Realizing, as Neumann said at the time, that “the sound we made together was bigger than the sound we made apart,” The BoDeans reunited in 1999 to perform a cover of The Beatles’ “I’ve Just Seen A Face” as the theme song for the “Party of Five” short-lived spinoff “Time Of Your Life.” A few years after the release of the 17-song compilation The Best of BoDeans – Slash and Burn in 2001, they returned to studio recording with Resolution (2004) and then a live album and subsequent DVD called Homebrewed: Live From The Pabst. Their last project, Still, was released in 2008.

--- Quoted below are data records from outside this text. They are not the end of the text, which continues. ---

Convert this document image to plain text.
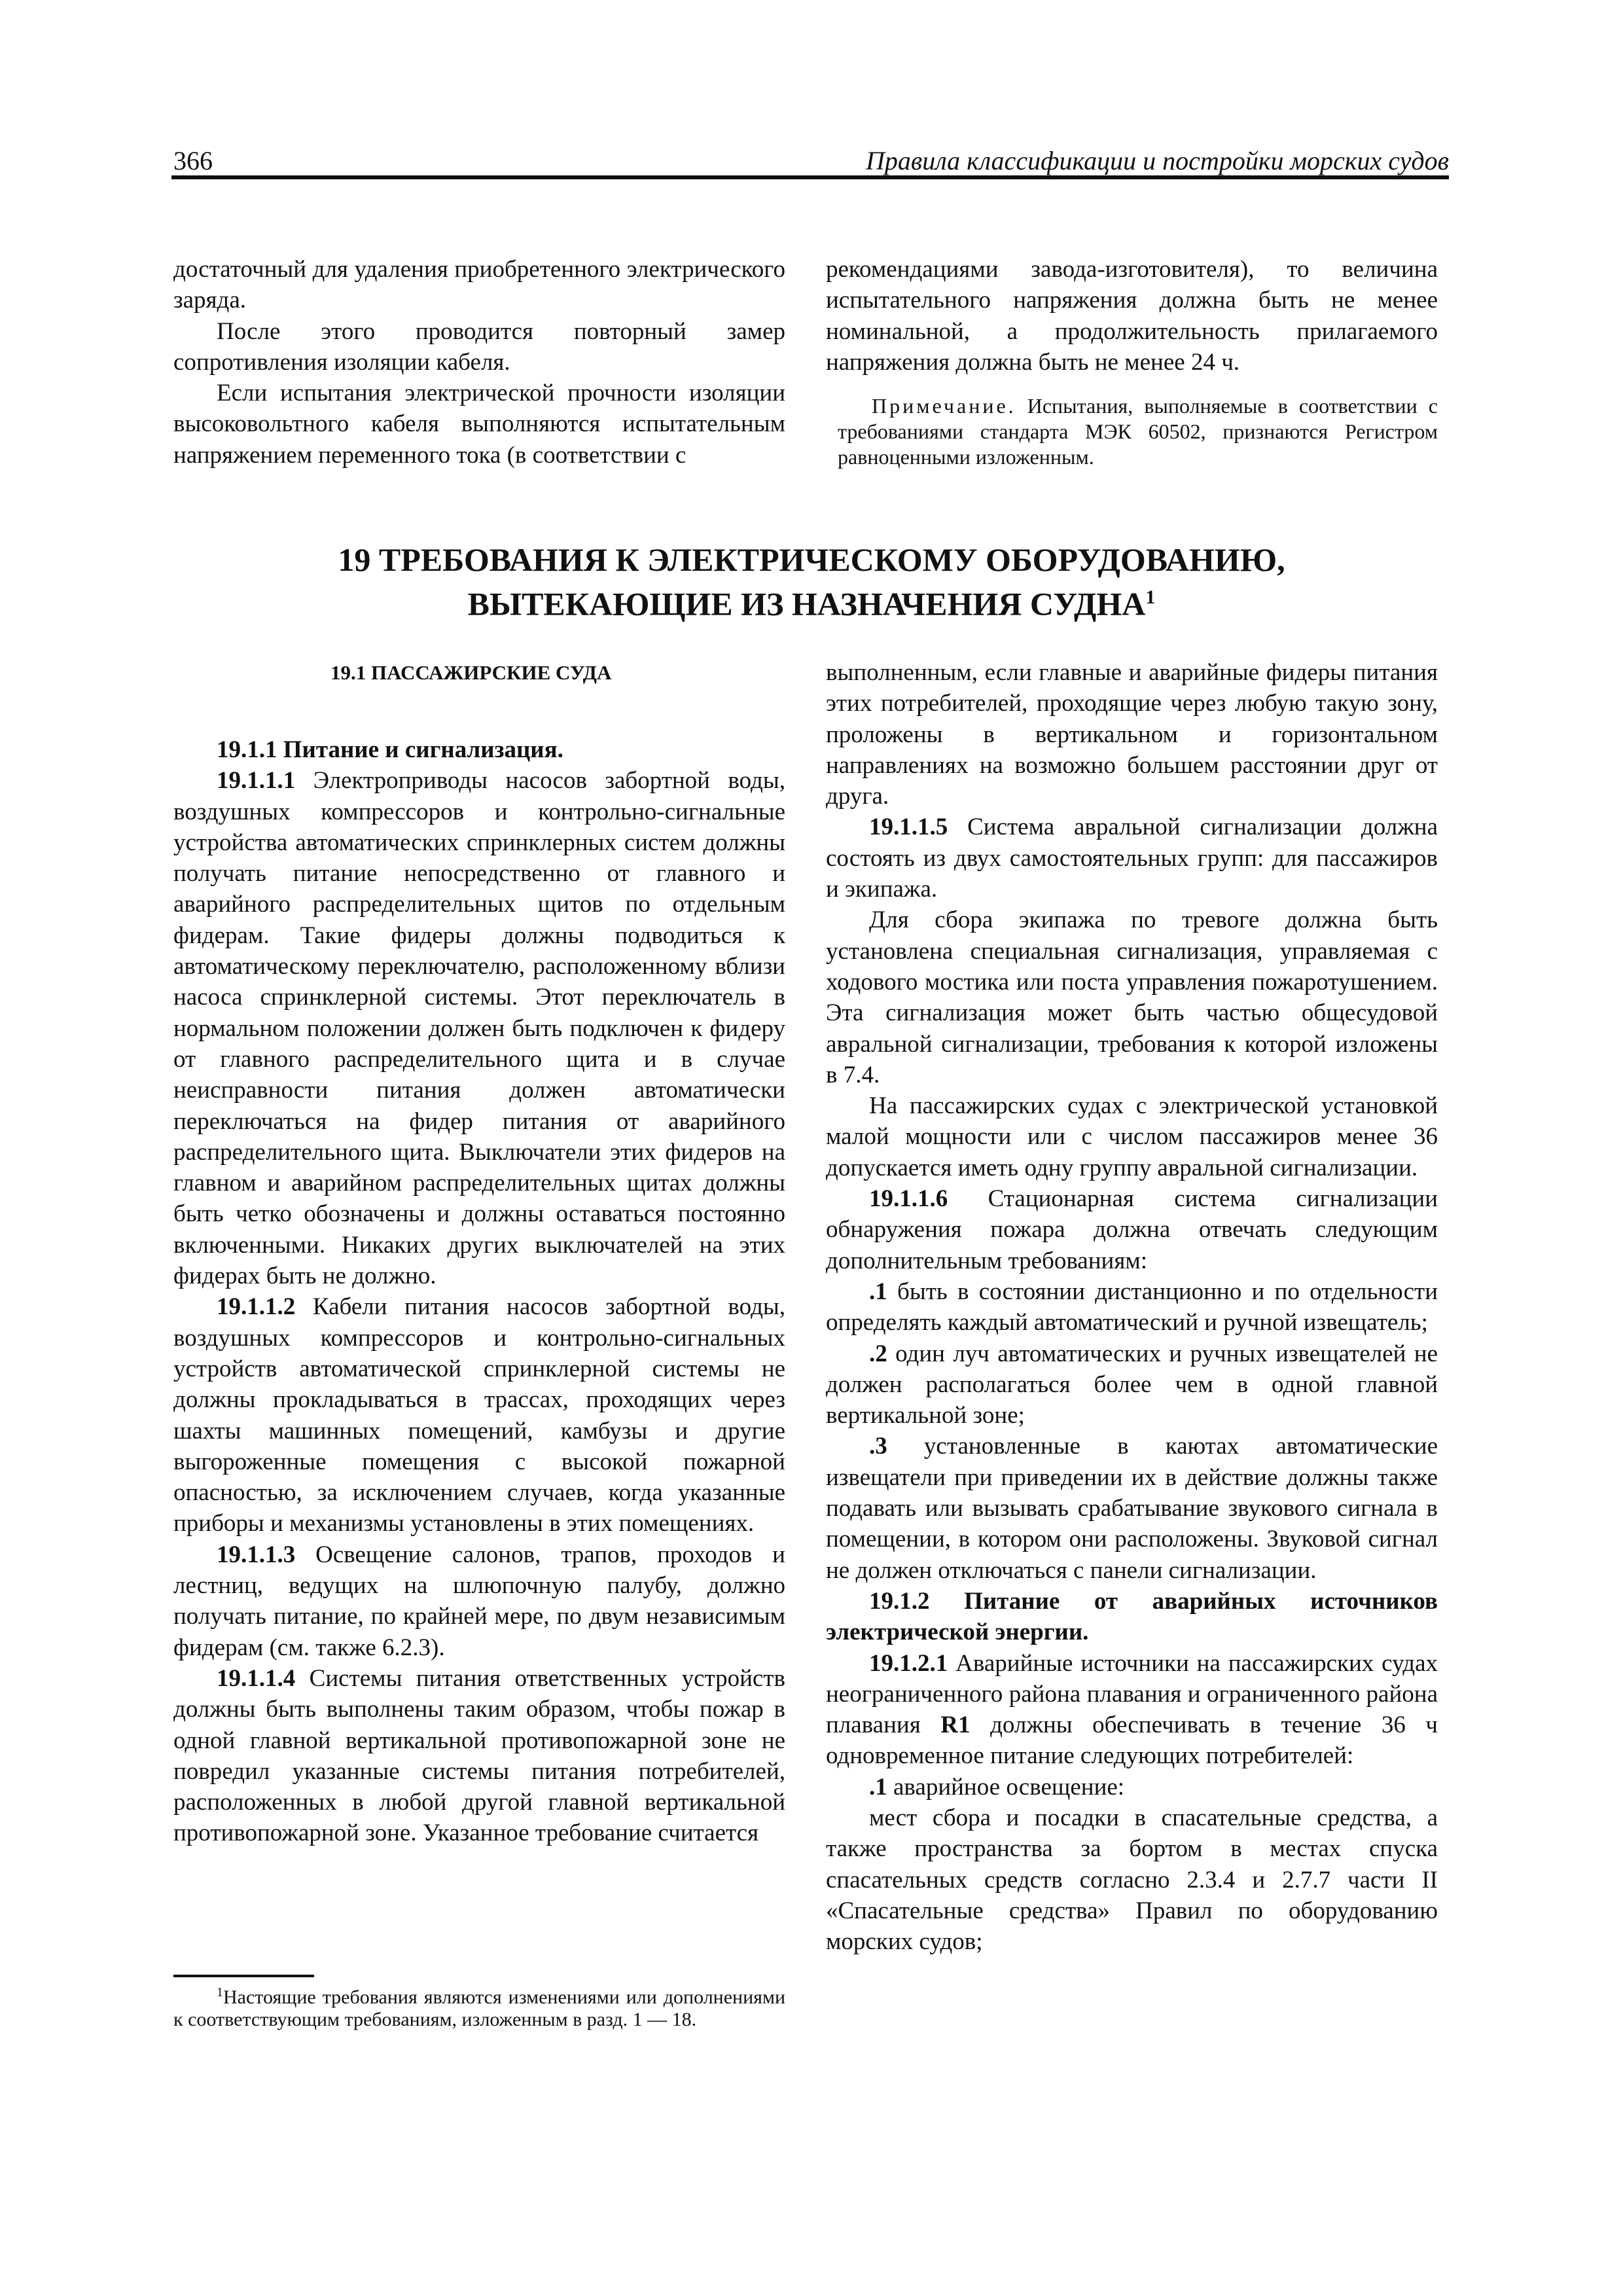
366	Правила классификации и постройки морских судов

достаточный для удаления приобретенного электрического заряда.

После этого проводится повторный замер сопротивления изоляции кабеля.

Если испытания электрической прочности изоляции высоковольтного кабеля выполняются испытательным напряжением переменного тока (в соответствии с

рекомендациями завода-изготовителя), то величина испытательного напряжения должна быть не менее номинальной, а продолжительность прилагаемого напряжения должна быть не менее 24 ч.

Примечание. Испытания, выполняемые в соответствии с требованиями стандарта МЭК 60502, признаются Регистром равноценными изложенным.

19 ТРЕБОВАНИЯ К ЭЛЕКТРИЧЕСКОМУ ОБОРУДОВАНИЮ,
ВЫТЕКАЮЩИЕ ИЗ НАЗНАЧЕНИЯ СУДНА$^1$

19.1 ПАССАЖИРСКИЕ СУДА

19.1.1 Питание и сигнализация.

19.1.1.1 Электроприводы насосов забортной воды, воздушных компрессоров и контрольно-сигнальные устройства автоматических спринклерных систем должны получать питание непосредственно от главного и аварийного распределительных щитов по отдельным фидерам. Такие фидеры должны подводиться к автоматическому переключателю, расположенному вблизи насоса спринклерной системы. Этот переключатель в нормальном положении должен быть подключен к фидеру от главного распределительного щита и в случае неисправности питания должен автоматически переключаться на фидер питания от аварийного распределительного щита. Выключатели этих фидеров на главном и аварийном распределительных щитах должны быть четко обозначены и должны оставаться постоянно включенными. Никаких других выключателей на этих фидерах быть не должно.

19.1.1.2 Кабели питания насосов забортной воды, воздушных компрессоров и контрольно-сигнальных устройств автоматической спринклерной системы не должны прокладываться в трассах, проходящих через шахты машинных помещений, камбузы и другие выгороженные помещения с высокой пожарной опасностью, за исключением случаев, когда указанные приборы и механизмы установлены в этих помещениях.

19.1.1.3 Освещение салонов, трапов, проходов и лестниц, ведущих на шлюпочную палубу, должно получать питание, по крайней мере, по двум независимым фидерам (см. также 6.2.3).

19.1.1.4 Системы питания ответственных устройств должны быть выполнены таким образом, чтобы пожар в одной главной вертикальной противопожарной зоне не повредил указанные системы питания потребителей, расположенных в любой другой главной вертикальной противопожарной зоне. Указанное требование считается

выполненным, если главные и аварийные фидеры питания этих потребителей, проходящие через любую такую зону, проложены в вертикальном и горизонтальном направлениях на возможно большем расстоянии друг от друга.

19.1.1.5 Система авральной сигнализации должна состоять из двух самостоятельных групп: для пассажиров и экипажа.

Для сбора экипажа по тревоге должна быть установлена специальная сигнализация, управляемая с ходового мостика или поста управления пожаротушением. Эта сигнализация может быть частью общесудовой авральной сигнализации, требования к которой изложены в 7.4.

На пассажирских судах с электрической установкой малой мощности или с числом пассажиров менее 36 допускается иметь одну группу авральной сигнализации.

19.1.1.6 Стационарная система сигнализации обнаружения пожара должна отвечать следующим дополнительным требованиям:

.1 быть в состоянии дистанционно и по отдельности определять каждый автоматический и ручной извещатель;

.2 один луч автоматических и ручных извещателей не должен располагаться более чем в одной главной вертикальной зоне;

.3 установленные в каютах автоматические извещатели при приведении их в действие должны также подавать или вызывать срабатывание звукового сигнала в помещении, в котором они расположены. Звуковой сигнал не должен отключаться с панели сигнализации.

19.1.2 Питание от аварийных источников электрической энергии.

19.1.2.1 Аварийные источники на пассажирских судах неограниченного района плавания и ограниченного района плавания R1 должны обеспечивать в течение 36 ч одновременное питание следующих потребителей:

.1 аварийное освещение:

мест сбора и посадки в спасательные средства, а также пространства за бортом в местах спуска спасательных средств согласно 2.3.4 и 2.7.7 части II «Спасательные средства» Правил по оборудованию морских судов;

$^1$Настоящие требования являются изменениями или дополнениями к соответствующим требованиям, изложенным в разд. 1 — 18.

“I think the reason we’ve stayed popular with the fans all these years,” says Llanas, “is that we’re real guys, not trying to be anything special and worrying about our hair, clothes and getting into goth or another cool flavor of the moment. People who like us are the same kind of fans who are into Willie Nelson, Johnny Cash and Tom Petty. We give them the organic truth. It’s fun to do shows and that’s what I’m best at. I’m not a studio rat for the most part. Onstage, we get that immediate reaction to what we’re doing and feed off the energy people give us. When you walk into a room of 500 people, something amazing is bound to happen. A concert is like a tennis match for us. We lob the ball into the audience, they lob it back, and as it goes back and forth it becomes more exciting for everyone.”

Neumann sees the enduring success of The BoDeans as a byproduct of making music that creates a special connection to moments in people’s lives. “It’s not always this dramatic,” he says, “but we do hear of stories where people are ill or dying and our songs give them a sense of joy and hope. It’s always wonderful to be important to people’s lives. We also saw this YouTube clip of two kids in car seats singing one of our songs on a family road trip. Their parents are playing our songs and we are a part of their world in that moment. I want to know someday that I’ve brought good things into this world, and this kind of fan response confirms that Sam and I have been able to do this.”